Las primeras armas que usó el hombre fueron piedras y garrotes. De eso hace 10 mil años. En la época de las cavernas. La pólvora, base principal de los morteros artesanales, la inventaron los chinos hará unos mil años y los cocteles molotov comenzaron a usarse hace unos cien años. Son armas rudimentarias, primitivas.

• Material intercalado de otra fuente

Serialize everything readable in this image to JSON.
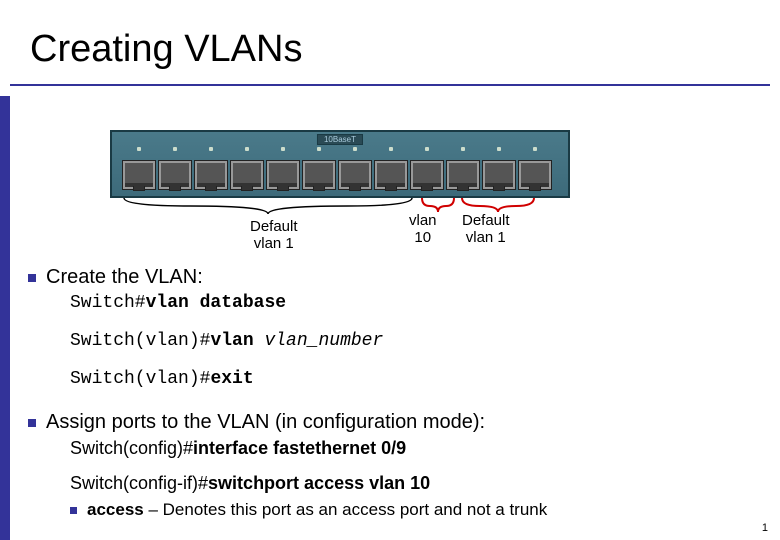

El 18 de abril pasado, un grupo de nicaragüenses protestaba pacíficamente con pancartas y consignas, cuando fueron vapuleados por policías y turbas progubernamentales. Al día siguiente había más ciudadanos protestando, y la represión incluyó balas de goma, balines y balas vivas de armas de fuego. Cayeron los primeros muertos.

A medida que la rebelión se iba esparciendo por barrios, comunidades y ciudades de Nicaragua, y el Gobierno se iba quedando solo, la represión pasó a ser más violenta y cruel. La respuesta del Gobierno fue atacar a los ciudadanos que realizaban protestas pacíficas como si estuviese en guerra civil. Fusiles ametralladoras y fusiles de alta precisión para francotiradores fueron utilizados contra una población que cuando se tuvo que defender los hizo solo con piedras y morteros caseros, principalmente. El resultado ha sido una masacre. Casi 300 personas han muerto en estos últimos meses.

Los que se ha visto en Nicaragua es a unos pocos con armamento moderno de guerra atacando a muchos que se defienden con armas primitivas. En esta edición hacemos un repaso de las principales armas que se han visto en esta rebelión, desde la piedra prehistórica hasta el poderoso fusil de precisión Dragunov.

La intención de esta galería no es inocente. Busca dejar en evidencia la desproporcionada respuesta con que el gobierno de Daniel Ortega reaccionó a una protesta que desde sus inicios fue cívica y pacífica y que si ha habido violencia es porque los ciudadanos han hecho uso de su derecho a la legítima defensa, aunque sea con armas rudimentarias, cuando llegan hasta donde ellos están para atacarlos con armas de guerra.

Esta ha sido una lucha de unos pocos cobardes armados contra muchos valientes desarmados. El resultado no podía ser otro: masacre.